Please do not use the options approach. It is not documented and we actually want to remove that at some point in the future.

cpphen commented 4 years ago

Hello,

Yes, @mkistler, I was unaware of the options approach until @germanattanasio had mentioned it, since it is as you mentioned not documented.

I just tried @dpopp07 changesets in #985 and it still seems to not be working. I still get failed in my Watson Studio when I send the data in this format

const createClassifierParams = {
    name: 'Dogs5',
    positive_examples: {
      dalm_positive_examples: req.files.positive_examples.data,
    },
    negative_examples: req.files.negative_examples.data
  };

The reason I am sending it in this format is I have got the following error a couple times when using other types of formats, including that shown at the end of this post:

code: 400, message: 'Bad Request', body: '{"error":{"code":400,"error_id":"input_error","description":"Cannot execute learning task. : need at least 2 _positive_examples fields, (or 1 _positive_examples and 1 negative_examples field) to train a classifier. 1 specified."}}',

and it seems to suggest the format must in this this structure

 {
    name: [Name],
    positive_examples: {
      [Name of Classifier Positive Example]_positive_examples: [Data], //In my case a buffer
      ...
    },
    negative_examples: [Data]
  };

But in the Node JS version of the documentation, it shows an example of an acceptable format using camel case, but it must be under score positive_examples (or negative_examples) followed by nested properties like so: [Name of Classifier Positive Example]_positive_examples

//Node JS Docs example

const createClassifierParams = {
  name: 'dogs',
  negativeExamples: fs.createReadStream('./cats.zip'),
  positiveExamples: {
    beagle: fs.createReadStream('./beagle.zip'),
    husky: fs.createReadStream('./husky.zip'),
    goldenretriever: fs.createReadStream('./golden-retriever.zip'),
  }
};

The example above will not work even when using files in the local file system due to camel case not being an acceptable format.

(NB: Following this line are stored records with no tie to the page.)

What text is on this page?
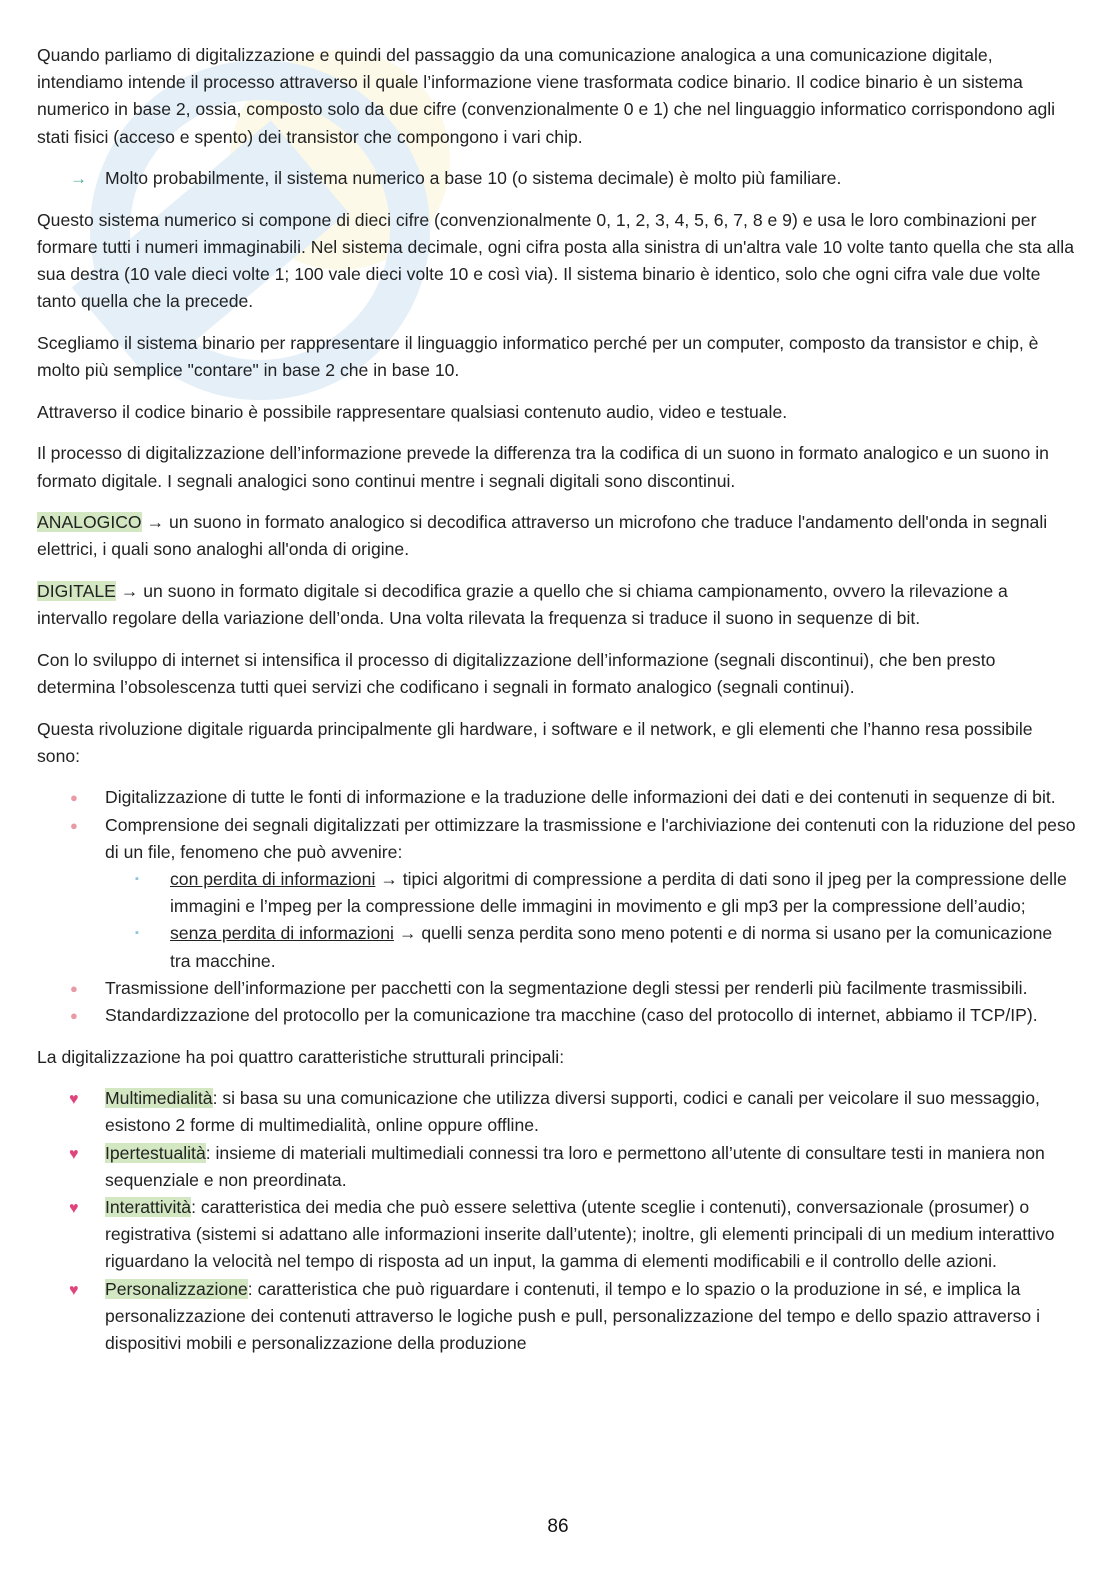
Quando parliamo di digitalizzazione e quindi del passaggio da una comunicazione analogica a una comunicazione digitale, intendiamo intende il processo attraverso il quale l’informazione viene trasformata codice binario. Il codice binario è un sistema numerico in base 2, ossia, composto solo da due cifre (convenzionalmente 0 e 1) che nel linguaggio informatico corrispondono agli stati fisici (acceso e spento) dei transistor che compongono i vari chip.

→ Molto probabilmente, il sistema numerico a base 10 (o sistema decimale) è molto più familiare.

Questo sistema numerico si compone di dieci cifre (convenzionalmente 0, 1, 2, 3, 4, 5, 6, 7, 8 e 9) e usa le loro combinazioni per formare tutti i numeri immaginabili. Nel sistema decimale, ogni cifra posta alla sinistra di un'altra vale 10 volte tanto quella che sta alla sua destra (10 vale dieci volte 1; 100 vale dieci volte 10 e così via). Il sistema binario è identico, solo che ogni cifra vale due volte tanto quella che la precede.

Scegliamo il sistema binario per rappresentare il linguaggio informatico perché per un computer, composto da transistor e chip, è molto più semplice "contare" in base 2 che in base 10.

Attraverso il codice binario è possibile rappresentare qualsiasi contenuto audio, video e testuale.

Il processo di digitalizzazione dell’informazione prevede la differenza tra la codifica di un suono in formato analogico e un suono in formato digitale. I segnali analogici sono continui mentre i segnali digitali sono discontinui.

ANALOGICO → un suono in formato analogico si decodifica attraverso un microfono che traduce l'andamento dell'onda in segnali elettrici, i quali sono analoghi all'onda di origine.

DIGITALE → un suono in formato digitale si decodifica grazie a quello che si chiama campionamento, ovvero la rilevazione a intervallo regolare della variazione dell’onda. Una volta rilevata la frequenza si traduce il suono in sequenze di bit.

Con lo sviluppo di internet si intensifica il processo di digitalizzazione dell’informazione (segnali discontinui), che ben presto determina l’obsolescenza tutti quei servizi che codificano i segnali in formato analogico (segnali continui).

Questa rivoluzione digitale riguarda principalmente gli hardware, i software e il network, e gli elementi che l’hanno resa possibile sono:

● Digitalizzazione di tutte le fonti di informazione e la traduzione delle informazioni dei dati e dei contenuti in sequenze di bit.
● Comprensione dei segnali digitalizzati per ottimizzare la trasmissione e l'archiviazione dei contenuti con la riduzione del peso di un file, fenomeno che può avvenire:
▪ con perdita di informazioni → tipici algoritmi di compressione a perdita di dati sono il jpeg per la compressione delle immagini e l’mpeg per la compressione delle immagini in movimento e gli mp3 per la compressione dell’audio;
▪ senza perdita di informazioni → quelli senza perdita sono meno potenti e di norma si usano per la comunicazione tra macchine.
● Trasmissione dell’informazione per pacchetti con la segmentazione degli stessi per renderli più facilmente trasmissibili.
● Standardizzazione del protocollo per la comunicazione tra macchine (caso del protocollo di internet, abbiamo il TCP/IP).

La digitalizzazione ha poi quattro caratteristiche strutturali principali:

♥ Multimedialità: si basa su una comunicazione che utilizza diversi supporti, codici e canali per veicolare il suo messaggio, esistono 2 forme di multimedialità, online oppure offline.
♥ Ipertestualità: insieme di materiali multimediali connessi tra loro e permettono all’utente di consultare testi in maniera non sequenziale e non preordinata.
♥ Interattività: caratteristica dei media che può essere selettiva (utente sceglie i contenuti), conversazionale (prosumer) o registrativa (sistemi si adattano alle informazioni inserite dall’utente); inoltre, gli elementi principali di un medium interattivo riguardano la velocità nel tempo di risposta ad un input, la gamma di elementi modificabili e il controllo delle azioni.
♥ Personalizzazione: caratteristica che può riguardare i contenuti, il tempo e lo spazio o la produzione in sé, e implica la personalizzazione dei contenuti attraverso le logiche push e pull, personalizzazione del tempo e dello spazio attraverso i dispositivi mobili e personalizzazione della produzione
86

dpopp07 commented 4 years ago

@henhen87 Hmm not sure why it would not be working. I will investigate further.

As for the docs example - the parameters were converted to use lower camel case in v5. You are using v4, so that does not apply to you but the docs are for the latest version.

germanattanasio commented 4 years ago

@mkistler How can users send a base64 encoded file? or how can they specify the content type? do we expect the service to use the extension for that?

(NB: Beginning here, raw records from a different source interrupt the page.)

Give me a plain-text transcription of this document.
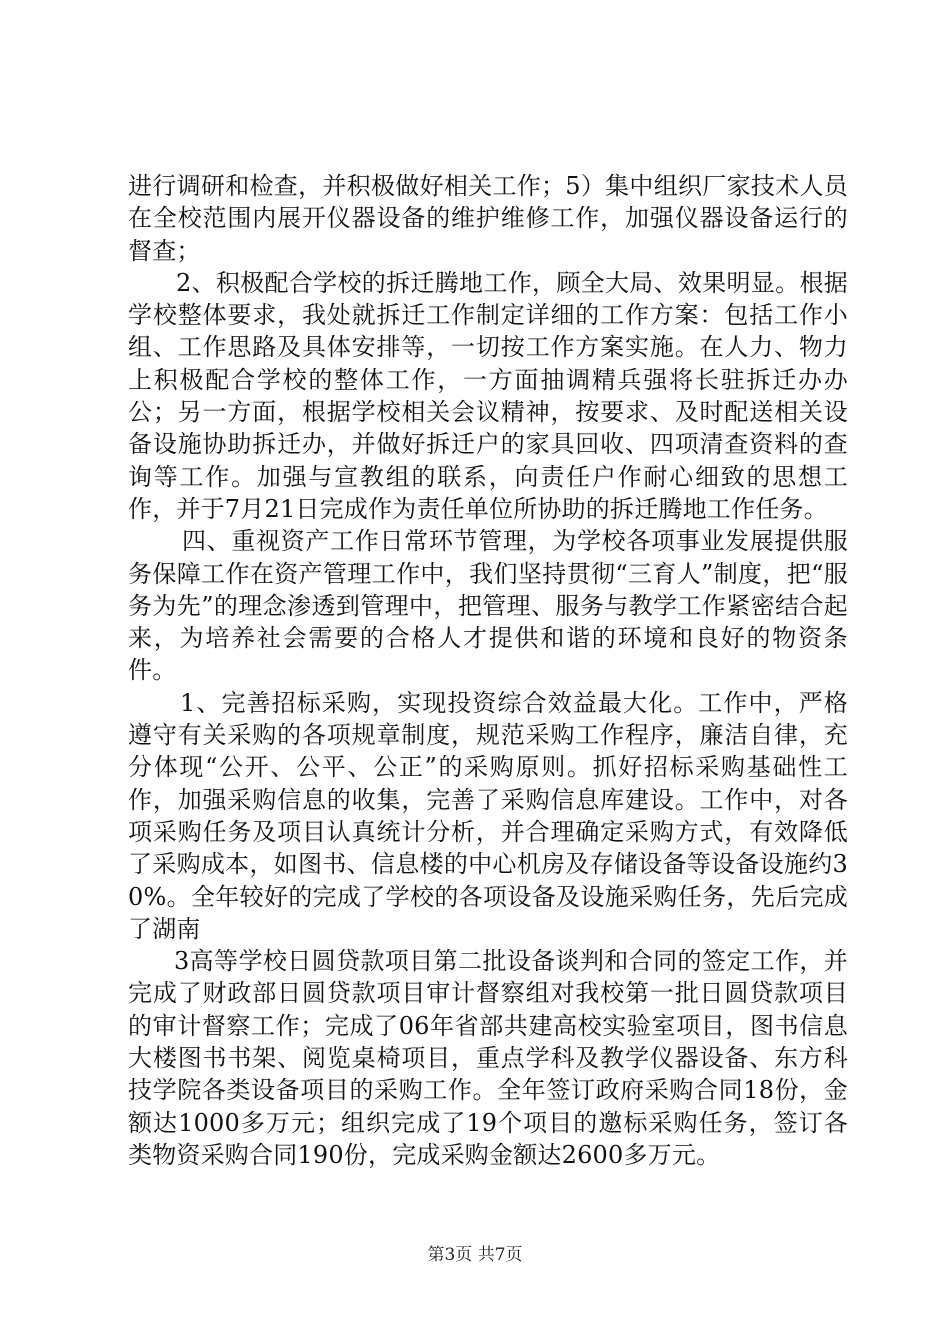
进行调研和检查，并积极做好相关工作；5）集中组织厂家技术人员在全校范围内展开仪器设备的维护维修工作，加强仪器设备运行的督查；

2、积极配合学校的拆迁腾地工作，顾全大局、效果明显。根据学校整体要求，我处就拆迁工作制定详细的工作方案：包括工作小组、工作思路及具体安排等，一切按工作方案实施。在人力、物力上积极配合学校的整体工作，一方面抽调精兵强将长驻拆迁办办公；另一方面，根据学校相关会议精神，按要求、及时配送相关设备设施协助拆迁办，并做好拆迁户的家具回收、四项清查资料的查询等工作。加强与宣教组的联系，向责任户作耐心细致的思想工作，并于7月21日完成作为责任单位所协助的拆迁腾地工作任务。

四、重视资产工作日常环节管理，为学校各项事业发展提供服务保障工作在资产管理工作中，我们坚持贯彻“三育人”制度，把“服务为先”的理念渗透到管理中，把管理、服务与教学工作紧密结合起来，为培养社会需要的合格人才提供和谐的环境和良好的物资条件。

1、完善招标采购，实现投资综合效益最大化。工作中，严格遵守有关采购的各项规章制度，规范采购工作程序，廉洁自律，充分体现“公开、公平、公正”的采购原则。抓好招标采购基础性工作，加强采购信息的收集，完善了采购信息库建设。工作中，对各项采购任务及项目认真统计分析，并合理确定采购方式，有效降低了采购成本，如图书、信息楼的中心机房及存储设备等设备设施约30%。全年较好的完成了学校的各项设备及设施采购任务，先后完成了湖南

3高等学校日圆贷款项目第二批设备谈判和合同的签定工作，并完成了财政部日圆贷款项目审计督察组对我校第一批日圆贷款项目的审计督察工作；完成了06年省部共建高校实验室项目，图书信息大楼图书书架、阅览桌椅项目，重点学科及教学仪器设备、东方科技学院各类设备项目的采购工作。全年签订政府采购合同18份，金额达1000多万元；组织完成了19个项目的邀标采购任务，签订各类物资采购合同190份，完成采购金额达2600多万元。

第3页 共7页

stale[bot] commented 4 years ago

This issue has been automatically marked as stale because it has had no recent activity. It will be closed if no further activity occurs. Thank you for your contributions.

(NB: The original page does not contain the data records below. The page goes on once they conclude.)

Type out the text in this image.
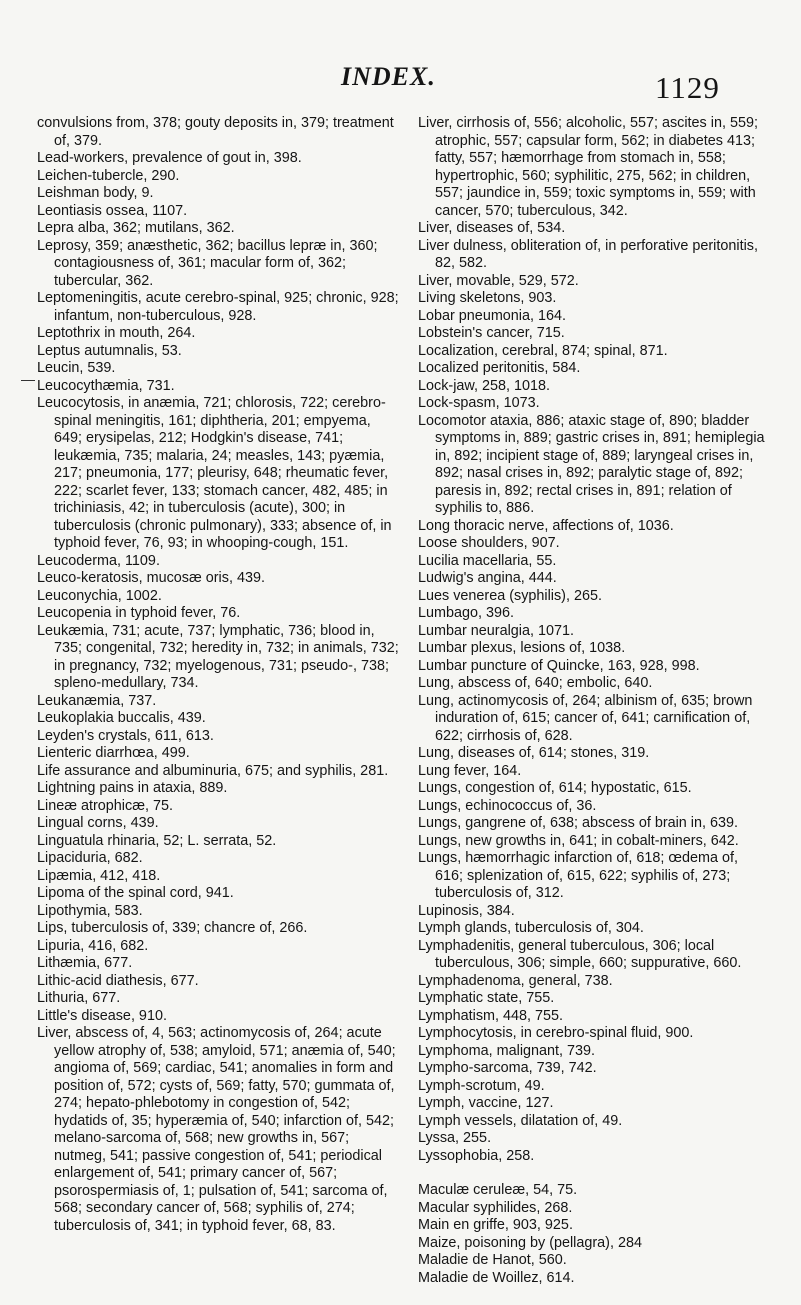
INDEX.	1129
convulsions from, 378; gouty deposits in, 379; treatment of, 379.
Lead-workers, prevalence of gout in, 398.
Leichen-tubercle, 290.
Leishman body, 9.
Leontiasis ossea, 1107.
Lepra alba, 362; mutilans, 362.
Leprosy, 359; anæsthetic, 362; bacillus lepræ in, 360; contagiousness of, 361; macular form of, 362; tubercular, 362.
Leptomeningitis, acute cerebro-spinal, 925; chronic, 928; infantum, non-tuberculous, 928.
Leptothrix in mouth, 264.
Leptus autumnalis, 53.
Leucin, 539.
Leucocythæmia, 731.
Leucocytosis, in anæmia, 721; chlorosis, 722; cerebro-spinal meningitis, 161; diphtheria, 201; empyema, 649; erysipelas, 212; Hodgkin's disease, 741; leukæmia, 735; malaria, 24; measles, 143; pyæmia, 217; pneumonia, 177; pleurisy, 648; rheumatic fever, 222; scarlet fever, 133; stomach cancer, 482, 485; in trichiniasis, 42; in tuberculosis (acute), 300; in tuberculosis (chronic pulmonary), 333; absence of, in typhoid fever, 76, 93; in whooping-cough, 151.
Leucoderma, 1109.
Leuco-keratosis, mucosæ oris, 439.
Leuconychia, 1002.
Leucopenia in typhoid fever, 76.
Leukæmia, 731; acute, 737; lymphatic, 736; blood in, 735; congenital, 732; heredity in, 732; in animals, 732; in pregnancy, 732; myelogenous, 731; pseudo-, 738; spleno-medullary, 734.
Leukanæmia, 737.
Leukoplakia buccalis, 439.
Leyden's crystals, 611, 613.
Lienteric diarrhœa, 499.
Life assurance and albuminuria, 675; and syphilis, 281.
Lightning pains in ataxia, 889.
Lineæ atrophicæ, 75.
Lingual corns, 439.
Linguatula rhinaria, 52; L. serrata, 52.
Lipaciduria, 682.
Lipæmia, 412, 418.
Lipoma of the spinal cord, 941.
Lipothymia, 583.
Lips, tuberculosis of, 339; chancre of, 266.
Lipuria, 416, 682.
Lithæmia, 677.
Lithic-acid diathesis, 677.
Lithuria, 677.
Little's disease, 910.
Liver, abscess of, 4, 563; actinomycosis of, 264; acute yellow atrophy of, 538; amyloid, 571; anæmia of, 540; angioma of, 569; cardiac, 541; anomalies in form and position of, 572; cysts of, 569; fatty, 570; gummata of, 274; hepato-phlebotomy in congestion of, 542; hydatids of, 35; hyperæmia of, 540; infarction of, 542; melano-sarcoma of, 568; new growths in, 567; nutmeg, 541; passive congestion of, 541; periodical enlargement of, 541; primary cancer of, 567; psorospermiasis of, 1; pulsation of, 541; sarcoma of, 568; secondary cancer of, 568; syphilis of, 274; tuberculosis of, 341; in typhoid fever, 68, 83.
Liver, cirrhosis of, 556; alcoholic, 557; ascites in, 559; atrophic, 557; capsular form, 562; in diabetes 413; fatty, 557; hæmorrhage from stomach in, 558; hypertrophic, 560; syphilitic, 275, 562; in children, 557; jaundice in, 559; toxic symptoms in, 559; with cancer, 570; tuberculous, 342.
Liver, diseases of, 534.
Liver dulness, obliteration of, in perforative peritonitis, 82, 582.
Liver, movable, 529, 572.
Living skeletons, 903.
Lobar pneumonia, 164.
Lobstein's cancer, 715.
Localization, cerebral, 874; spinal, 871.
Localized peritonitis, 584.
Lock-jaw, 258, 1018.
Lock-spasm, 1073.
Locomotor ataxia, 886; ataxic stage of, 890; bladder symptoms in, 889; gastric crises in, 891; hemiplegia in, 892; incipient stage of, 889; laryngeal crises in, 892; nasal crises in, 892; paralytic stage of, 892; paresis in, 892; rectal crises in, 891; relation of syphilis to, 886.
Long thoracic nerve, affections of, 1036.
Loose shoulders, 907.
Lucilia macellaria, 55.
Ludwig's angina, 444.
Lues venerea (syphilis), 265.
Lumbago, 396.
Lumbar neuralgia, 1071.
Lumbar plexus, lesions of, 1038.
Lumbar puncture of Quincke, 163, 928, 998.
Lung, abscess of, 640; embolic, 640.
Lung, actinomycosis of, 264; albinism of, 635; brown induration of, 615; cancer of, 641; carnification of, 622; cirrhosis of, 628.
Lung, diseases of, 614; stones, 319.
Lung fever, 164.
Lungs, congestion of, 614; hypostatic, 615.
Lungs, echinococcus of, 36.
Lungs, gangrene of, 638; abscess of brain in, 639.
Lungs, new growths in, 641; in cobalt-miners, 642.
Lungs, hæmorrhagic infarction of, 618; œdema of, 616; splenization of, 615, 622; syphilis of, 273; tuberculosis of, 312.
Lupinosis, 384.
Lymph glands, tuberculosis of, 304.
Lymphadenitis, general tuberculous, 306; local tuberculous, 306; simple, 660; suppurative, 660.
Lymphadenoma, general, 738.
Lymphatic state, 755.
Lymphatism, 448, 755.
Lymphocytosis, in cerebro-spinal fluid, 900.
Lymphoma, malignant, 739.
Lympho-sarcoma, 739, 742.
Lymph-scrotum, 49.
Lymph, vaccine, 127.
Lymph vessels, dilatation of, 49.
Lyssa, 255.
Lyssophobia, 258.
Maculæ ceruleæ, 54, 75.
Macular syphilides, 268.
Main en griffe, 903, 925.
Maize, poisoning by (pellagra), 284
Maladie de Hanot, 560.
Maladie de Woillez, 614.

dpopp07 commented 4 years ago

This looks like it may still be an issue

stale[bot] commented 4 years ago

This issue has been automatically marked as stale because it has had no recent activity. It will be closed if no further activity occurs. Thank you for your contributions.

stale[bot] commented 4 years ago

This issue has been automatically marked as stale because it has had no recent activity. It will be closed if no further activity occurs. Thank you for your contributions.